Focus for Stewardship

  • Center your Stewardship efforts on communicating the church’s purpose, vision, and mission. Communicate to the congregation how the church has continued to be in ministry through the pandemic.
  • Create an environment that focuses less on the budget and more on our faithful response to God.
  • Be more intentional about thanking people for their faithfulness.
  • Find ways to get the congregation to talk about how they see the church at work in these unusual circumstances. This might be small group conversations over Zoom, one-on-one phone calls with the congregation, or socially distanced coffee groups where feasible.
  • Find ways for everyone to serve while remaining safe at home.
  • Celebrate what the church is doing. Let the community know. Hang a banner in the church lawn to show the church is alive and in ministry.

Focus for Finance Team

  • Develop a recovery plan if your congregation is struggling to meet expenses.
  • Do a ministry assessment and create a strategy for how to do ministry now. Prioritize the things your congregation is mostly focused on during this season.
  • Create a financial plan that allows you to fund current needs for doing ministry (technological needs, online classes, food assistance, community outreach).
  • Audit giving for the past 3-6 months. Base your financial plan on current giving.
  • Be flexible and willing to adjust your financial plan every 3-6 months. A year-long budget should exist only as a preliminary guide.
  • Remain positive. It may take several years for you to completely recover.
  • Clearly communicate the status of your church’s finances so the congregation can respond accordingly.

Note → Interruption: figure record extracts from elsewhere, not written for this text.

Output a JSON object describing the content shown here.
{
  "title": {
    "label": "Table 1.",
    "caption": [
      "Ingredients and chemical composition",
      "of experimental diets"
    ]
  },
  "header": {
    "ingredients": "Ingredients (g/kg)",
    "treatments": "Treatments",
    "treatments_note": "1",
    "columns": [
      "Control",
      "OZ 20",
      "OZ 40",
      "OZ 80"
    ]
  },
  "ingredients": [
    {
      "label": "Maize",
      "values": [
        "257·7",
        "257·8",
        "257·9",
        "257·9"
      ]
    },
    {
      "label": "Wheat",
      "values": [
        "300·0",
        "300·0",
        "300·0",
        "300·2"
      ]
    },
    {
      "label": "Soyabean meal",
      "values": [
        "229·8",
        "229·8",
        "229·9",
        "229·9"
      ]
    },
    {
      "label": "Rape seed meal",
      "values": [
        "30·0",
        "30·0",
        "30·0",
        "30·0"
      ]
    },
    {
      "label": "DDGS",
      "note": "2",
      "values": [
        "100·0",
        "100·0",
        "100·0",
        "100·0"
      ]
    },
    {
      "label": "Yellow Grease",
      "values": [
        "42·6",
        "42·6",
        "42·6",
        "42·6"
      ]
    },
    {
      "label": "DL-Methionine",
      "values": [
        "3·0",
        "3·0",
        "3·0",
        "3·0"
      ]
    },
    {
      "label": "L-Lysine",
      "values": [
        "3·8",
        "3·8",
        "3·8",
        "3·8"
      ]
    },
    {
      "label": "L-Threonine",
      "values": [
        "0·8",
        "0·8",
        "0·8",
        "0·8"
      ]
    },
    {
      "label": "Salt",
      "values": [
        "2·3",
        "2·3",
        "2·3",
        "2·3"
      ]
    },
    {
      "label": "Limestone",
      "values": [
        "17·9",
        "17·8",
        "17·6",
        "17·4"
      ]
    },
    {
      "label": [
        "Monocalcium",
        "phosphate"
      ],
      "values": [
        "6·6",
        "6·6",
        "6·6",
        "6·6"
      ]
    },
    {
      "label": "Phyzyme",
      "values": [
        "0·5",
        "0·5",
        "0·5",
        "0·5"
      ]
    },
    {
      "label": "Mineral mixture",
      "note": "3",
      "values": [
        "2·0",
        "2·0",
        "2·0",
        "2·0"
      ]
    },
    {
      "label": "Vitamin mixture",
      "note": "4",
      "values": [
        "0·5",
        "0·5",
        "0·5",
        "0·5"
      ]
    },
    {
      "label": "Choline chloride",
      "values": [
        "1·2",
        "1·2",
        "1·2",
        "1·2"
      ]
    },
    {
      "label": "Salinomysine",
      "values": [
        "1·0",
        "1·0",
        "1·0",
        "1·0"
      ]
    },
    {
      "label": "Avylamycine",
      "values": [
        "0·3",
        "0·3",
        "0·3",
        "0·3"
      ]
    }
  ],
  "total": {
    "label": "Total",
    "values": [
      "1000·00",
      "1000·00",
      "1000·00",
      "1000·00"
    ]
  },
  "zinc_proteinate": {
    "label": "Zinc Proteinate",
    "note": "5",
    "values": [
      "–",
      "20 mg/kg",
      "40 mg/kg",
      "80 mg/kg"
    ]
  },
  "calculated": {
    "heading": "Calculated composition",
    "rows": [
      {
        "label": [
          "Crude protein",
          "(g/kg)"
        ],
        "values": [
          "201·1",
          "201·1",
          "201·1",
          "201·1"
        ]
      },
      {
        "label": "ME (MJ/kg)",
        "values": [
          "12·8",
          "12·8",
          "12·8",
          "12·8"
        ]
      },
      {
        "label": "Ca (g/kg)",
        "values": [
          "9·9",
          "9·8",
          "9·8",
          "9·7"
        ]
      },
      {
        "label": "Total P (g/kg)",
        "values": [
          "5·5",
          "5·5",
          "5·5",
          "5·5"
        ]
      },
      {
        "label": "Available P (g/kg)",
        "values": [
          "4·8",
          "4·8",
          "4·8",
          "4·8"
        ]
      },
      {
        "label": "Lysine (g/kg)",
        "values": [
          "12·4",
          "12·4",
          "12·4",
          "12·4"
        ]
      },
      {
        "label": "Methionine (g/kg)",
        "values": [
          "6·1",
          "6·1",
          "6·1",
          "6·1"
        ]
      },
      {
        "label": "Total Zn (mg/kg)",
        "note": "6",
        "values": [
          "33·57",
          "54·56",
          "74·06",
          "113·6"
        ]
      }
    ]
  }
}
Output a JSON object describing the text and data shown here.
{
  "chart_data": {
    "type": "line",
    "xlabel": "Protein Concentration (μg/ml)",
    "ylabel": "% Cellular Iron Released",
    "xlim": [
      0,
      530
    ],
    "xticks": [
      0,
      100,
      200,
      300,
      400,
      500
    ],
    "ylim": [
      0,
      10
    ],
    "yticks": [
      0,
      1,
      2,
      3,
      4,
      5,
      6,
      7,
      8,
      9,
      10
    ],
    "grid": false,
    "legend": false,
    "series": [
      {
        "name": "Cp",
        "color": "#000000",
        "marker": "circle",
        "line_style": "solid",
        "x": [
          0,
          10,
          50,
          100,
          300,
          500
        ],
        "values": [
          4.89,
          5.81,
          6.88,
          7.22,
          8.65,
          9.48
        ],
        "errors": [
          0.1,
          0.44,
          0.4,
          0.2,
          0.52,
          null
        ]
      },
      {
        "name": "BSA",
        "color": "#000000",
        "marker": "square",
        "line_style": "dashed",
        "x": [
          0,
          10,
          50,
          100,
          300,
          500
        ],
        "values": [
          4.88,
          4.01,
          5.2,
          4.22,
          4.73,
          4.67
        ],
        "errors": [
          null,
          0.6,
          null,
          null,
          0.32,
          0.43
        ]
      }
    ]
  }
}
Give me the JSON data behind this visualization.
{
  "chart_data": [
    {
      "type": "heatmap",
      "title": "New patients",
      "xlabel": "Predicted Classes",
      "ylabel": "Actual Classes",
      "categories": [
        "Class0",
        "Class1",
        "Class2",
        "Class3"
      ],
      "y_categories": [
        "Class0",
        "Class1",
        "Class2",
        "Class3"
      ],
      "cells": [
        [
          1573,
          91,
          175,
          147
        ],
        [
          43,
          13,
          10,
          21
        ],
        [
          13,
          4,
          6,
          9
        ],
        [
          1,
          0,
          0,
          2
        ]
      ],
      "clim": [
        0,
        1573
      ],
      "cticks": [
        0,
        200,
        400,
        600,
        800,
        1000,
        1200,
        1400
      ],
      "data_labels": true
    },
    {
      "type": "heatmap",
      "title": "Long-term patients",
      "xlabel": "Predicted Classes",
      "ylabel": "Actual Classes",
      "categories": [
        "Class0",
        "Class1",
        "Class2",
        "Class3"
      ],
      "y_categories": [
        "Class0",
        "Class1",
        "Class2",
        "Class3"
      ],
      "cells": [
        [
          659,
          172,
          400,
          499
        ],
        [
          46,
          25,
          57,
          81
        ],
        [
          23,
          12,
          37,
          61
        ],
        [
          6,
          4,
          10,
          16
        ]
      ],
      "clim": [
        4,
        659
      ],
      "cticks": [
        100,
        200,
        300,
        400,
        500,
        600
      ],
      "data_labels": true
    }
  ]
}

Remember that relationships matter most. Generosity happens when there is trust and a clear vision for the ministry of the church. Disaster and disease isolate. Financial recession and unemployment compound our crisis. The healing ministry role of our congregations has never been greater than it is today.

We are called to be good stewards of all that God has entrusted to us: our congregations, our ministries, our pastoral leadership, our individual gifts, our resources, our creativity, and our openness to where God is calling us to be.